公道を走るバイク。
どこか焦げ付いたような、腐ったような臭いのする町を、一台のバイクが走り抜ける。
アスファルトに転がったゴミや、誰かの衣服や、固まった血。
ふらりと道路に歩み出た人影に、ゴーグルをつけた『彼』は躊躇無く改造ショットガンを発砲した。
はじけ飛ぶ上半身。
それでもなお歩いてこちらに移動しようとする相手を、彼は……
多喜 勇生はバイクで撥ねて通り過ぎた。
死体が動き出すという謎の病気Zニャイルスが世界のどこかでパンデミックを起こしてから半年。
アメリカ中国ドイツロシアグリーンランドと世界各国が同様のパンデミックに呑まれ、世界人口は数えることすらできないほどに減少した。
情報ネットワークは崩壊し、産業は崩壊し、残っているのは無人発電所から供給され続ける電力くらいなものである。
「今は亡きインフラおじさんたちに感謝だな」
勇生はバイクをとめると、ゴーグルを額へ上げた。
見上げる看板は、ホームセンター。
バリケードだらけ、セキュリティだらけ、軽く要塞と化したここは。
滅んだ世界に見つけた、彼の第二のホームである。
世界人口の多くが『歩く死体』となった今。
寝子島も例外なく滅びの波にさらされていたが……。
本土と離れている上に案外なんでもあった寝子島は絶望的終末ムードに呑まれること無く、案外陽気に日々が続いていた。
世界が滅ぼうが来期のアニメ放送が無くなろうが人が生きているからには、生活をせねばならぬ。生活をするからには、楽しまねばならぬ。
寝子島に生きる人々は、終末世界で第二の人生をエンジョイするのだ。
――きげ――う――ご――よう――
ごきげんよう、寝子島のみなさん!
終末ラジオ放送です!
寝子島ショッピングモールラジオ放送ブースからお送りします!
世界がごっそりと崩壊してからもう一年が過ぎましたね。
寝子島の皆さんがそれに気づいて本土への橋を爆破処理で落としたこと、今では素晴らしい英断だと分かります。
なぜならあれほど絶望的な状況にある本土に比べて、ここ寝子島は平和そのもの。
自給自足で暮らす人や、時折船で本土に行っては物資を調達してくる人。こうしてラジオ放送をしたり本や絵をかいて発表したり……案外人類って、この規模でも楽しくやっていけるものですね!
さあ、今日はそんな皆さんの生活を振り返るお便りを募集します。
今あなたはどんな風に生活していますか?
自給自足? それとも本土でスリリングな毎日を?
フツウの壊れたこの世界で、あなたはどんな風に生きていますか?
==============================
※この世界はらっかみ時空と大きくずれたIF世界。
あるひ崩壊した人類文明の中で、それでも人生をエンジョイする皆さんの陽気な終末世界です。
この世界ではこんなことが起きています
・Zニャイルス感染者、通称『ゾンビ』が本土や海外にはあふれています。
彼らはバラッバラにしても動くうえ、生きている人を見つけるとヴァーと言って襲いかかってきます。
病原菌が肉体の中に生きているので、感染した上で死んでしまうとゾンビ化してしまいますが、死ななければセーフ。

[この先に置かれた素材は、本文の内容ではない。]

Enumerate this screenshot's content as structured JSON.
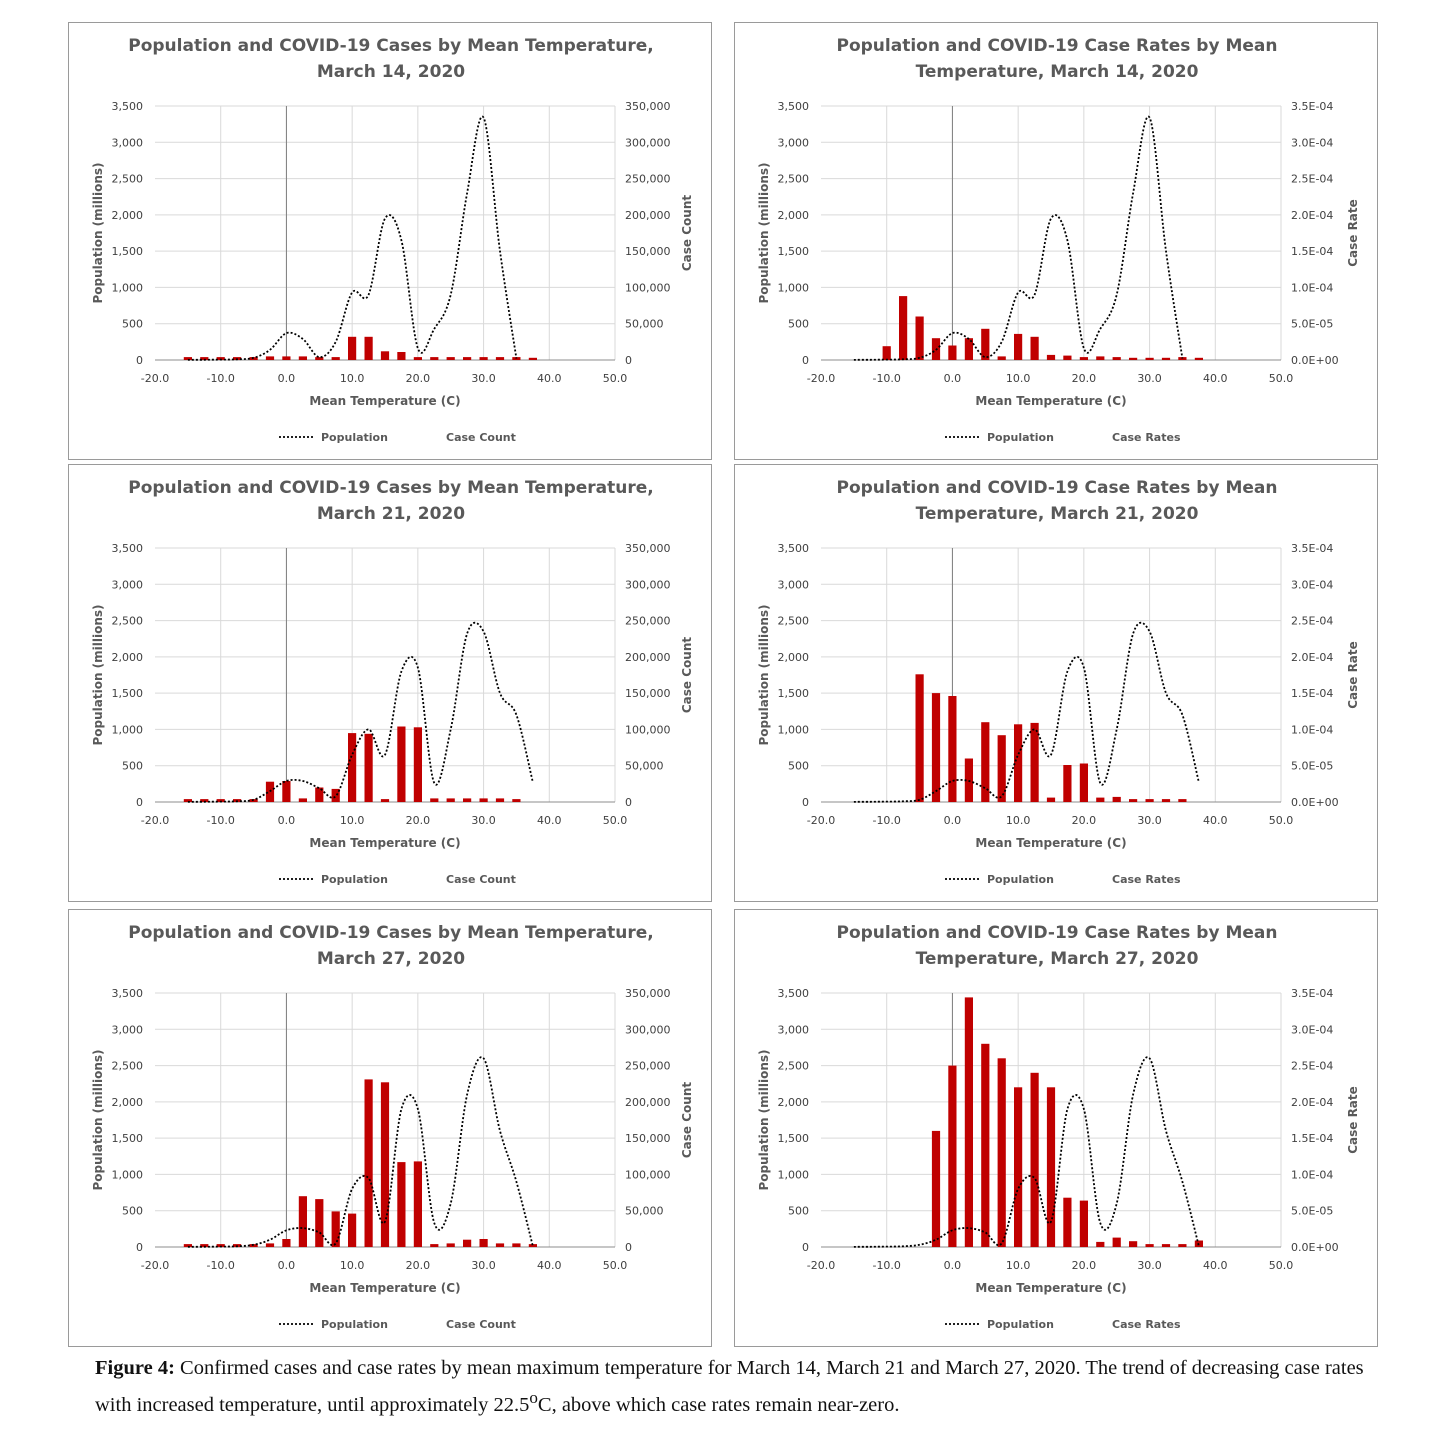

つまり噛まれただけではセーフなゾンビなのです。
・武器が案外沢山あります。寝子島の民がやったら器用だったので、凶悪な改造武器を作ったりエアガンや3Dプリンタや鍛冶技術をあわせて銃器を作ったりもしています。物資の都合から量産はできないみたいですが……。
・電気が通っています。ガスと水道がちょっとキツいですが、あちこちの井戸水が生きていたりIHクッキングヒーターがあったりで案外切迫していません。
・食料は沢山あります。元々備蓄が沢山されていたのもありますが、自給自足できる子らが沢山いたようです。
最後に、多喜 勇生(裏)さんご出演ありがとうございました。
終末世界のちょっとクレイジーな日常感が出せましたね。
勿論これは例のひとつですので、設定をそのまま利用して頂いても、まったく別のアクションをかけて頂いてもOKです。